Dari empat belas manuskrip silsilah Shattariyyah yang diteliti Sehat, sembilan di antaranya menyebutkan nama al-Kurani sebagai salah satu murshid dari mana rantai otoritas siswa Melayu lainnya dapat ditelusuri.
Tarekat Syattariyah
Sehat Ihsan Shadiqin dalam Di Bawah Payung Habib: Sejarah, Ritual, dan Politik Tarekat Syattariyah di Pantai Barat Aceh yang terbit di jurnal Substantia mengatakan bahwa tarekat Syattariyah di Aceh sendiri merupakan tarekat yang paling populer di Aceh, terutama pada masa kerajaan Islam Aceh Darussalam di bawah pimpinan Ratu/Sultanah.
Posisi Aceh sebagai salah satu pusat pendidikan Islam di Nusantara menyebabkan lembaga pendidikannya dikunjungi oleh berbagai pelajar dari dunia Melayu dan Jawa untuk mendalami ilmu agama Islam.
Konon inilah yang menyebabkan Aceh dianggap sebagai “Serambi Mekkah” di mana setiap orang yang hendak belajar ke Mekkah singgah sementara di Aceh untuk menambah perbekalannya dan untuk mendapatkan pelajaran awal tentang agama Islam dan bahasa Arab.
Sehingga saat ia nantinya tiba di Mekkah, maka ia sudah menguasai dasar-dasar pengetahuan keislaman dan memiliki kemampuan bahasa Arab sebagai media komunikasi dalam menuntut ilmu.
Namun, demikian tidak jarang orang merasa apa yang dipelajari di Aceh sudah cukup bagianya dan tidak perlu pergi ke Arab. Mereka menghabiskan beberapa tahun di Aceh, belajar agama, menulis buku, lalu kembali ke daerahnya untuk mengajarkan agama Islam yang sudah dikuasainya.
Sejauh catatan para sarjana hingga saat ini ada beberapa orang ulama yang belajar pada Abd al-Ra'uf dan kemudian menjadi ulama di daerah mereka.
Antara lain Syaikh Burhanuddin Ulakan yang mengembangkan tarekat Syattariyah di Sumatera Barat, terutama di daerah Pariaman saat ini. Berkat jasa Ulakan, tarekat Syattariyah menjadi salah satu tarekat yang sangat berpengaruh di Sumatera Barat.

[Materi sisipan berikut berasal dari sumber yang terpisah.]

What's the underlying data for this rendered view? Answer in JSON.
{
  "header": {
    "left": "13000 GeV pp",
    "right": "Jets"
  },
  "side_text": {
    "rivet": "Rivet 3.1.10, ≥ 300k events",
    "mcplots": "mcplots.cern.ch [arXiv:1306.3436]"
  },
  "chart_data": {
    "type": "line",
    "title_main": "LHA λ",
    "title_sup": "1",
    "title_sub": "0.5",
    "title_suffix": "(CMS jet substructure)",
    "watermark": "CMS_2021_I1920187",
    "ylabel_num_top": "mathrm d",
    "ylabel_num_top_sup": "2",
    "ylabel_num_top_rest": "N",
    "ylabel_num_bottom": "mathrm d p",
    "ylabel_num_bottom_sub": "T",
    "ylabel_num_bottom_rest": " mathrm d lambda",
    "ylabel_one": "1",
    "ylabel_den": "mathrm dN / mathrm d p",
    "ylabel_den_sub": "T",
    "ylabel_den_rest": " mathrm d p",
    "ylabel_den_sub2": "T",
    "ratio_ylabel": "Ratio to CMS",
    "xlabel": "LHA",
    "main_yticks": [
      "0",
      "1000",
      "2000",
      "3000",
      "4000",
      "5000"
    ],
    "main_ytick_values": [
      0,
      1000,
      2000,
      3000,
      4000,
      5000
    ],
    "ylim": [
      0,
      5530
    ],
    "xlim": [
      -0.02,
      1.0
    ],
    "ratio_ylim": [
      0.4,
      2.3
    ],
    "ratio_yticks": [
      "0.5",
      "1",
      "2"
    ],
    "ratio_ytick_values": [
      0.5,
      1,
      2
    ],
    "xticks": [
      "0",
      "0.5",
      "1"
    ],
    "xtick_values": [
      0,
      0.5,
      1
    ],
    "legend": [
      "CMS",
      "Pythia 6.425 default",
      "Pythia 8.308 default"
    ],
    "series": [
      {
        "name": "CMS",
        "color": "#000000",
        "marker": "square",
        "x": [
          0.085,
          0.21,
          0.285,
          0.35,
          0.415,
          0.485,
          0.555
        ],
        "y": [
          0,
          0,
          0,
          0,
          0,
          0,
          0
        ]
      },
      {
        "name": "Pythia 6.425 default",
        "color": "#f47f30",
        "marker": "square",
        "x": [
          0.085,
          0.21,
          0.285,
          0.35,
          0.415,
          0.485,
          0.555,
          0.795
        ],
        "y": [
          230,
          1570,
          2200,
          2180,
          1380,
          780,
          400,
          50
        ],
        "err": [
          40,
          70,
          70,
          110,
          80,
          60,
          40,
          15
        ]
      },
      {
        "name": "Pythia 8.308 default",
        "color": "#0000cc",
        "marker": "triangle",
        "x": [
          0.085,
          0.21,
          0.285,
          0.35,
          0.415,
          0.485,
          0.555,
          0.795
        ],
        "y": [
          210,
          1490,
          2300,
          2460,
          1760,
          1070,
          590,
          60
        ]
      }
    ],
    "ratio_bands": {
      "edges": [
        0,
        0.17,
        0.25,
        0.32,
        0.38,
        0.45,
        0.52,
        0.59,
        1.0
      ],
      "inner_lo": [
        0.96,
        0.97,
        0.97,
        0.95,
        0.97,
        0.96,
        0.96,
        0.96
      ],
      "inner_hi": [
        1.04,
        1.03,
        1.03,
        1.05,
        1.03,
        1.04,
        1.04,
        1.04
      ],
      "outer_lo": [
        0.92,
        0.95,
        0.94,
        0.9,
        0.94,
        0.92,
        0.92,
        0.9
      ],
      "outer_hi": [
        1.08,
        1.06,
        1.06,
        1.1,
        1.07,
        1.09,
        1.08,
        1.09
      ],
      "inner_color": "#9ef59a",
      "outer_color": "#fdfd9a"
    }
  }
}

Sementara di pulau Jawa tarekat ini dikembangkan oleh muridnya bernama Abdul Muhyi dari Paminjahan. Ia belajar dan menetap di Aceh selama beberapa tahun sebelum melanjutkan perjalanannya ke Makkah, ia juga masih singgah di Aceh setelah pulang dari Makkah.
Baru dari sana ia pulang ke Jawa dan mengembangkan tarekat ini di kampung halamannya. Sementara di daerah semenanjung Melayu tarekat ini dikembangkan oleh muridnya Abdul Malik bin Abdullah.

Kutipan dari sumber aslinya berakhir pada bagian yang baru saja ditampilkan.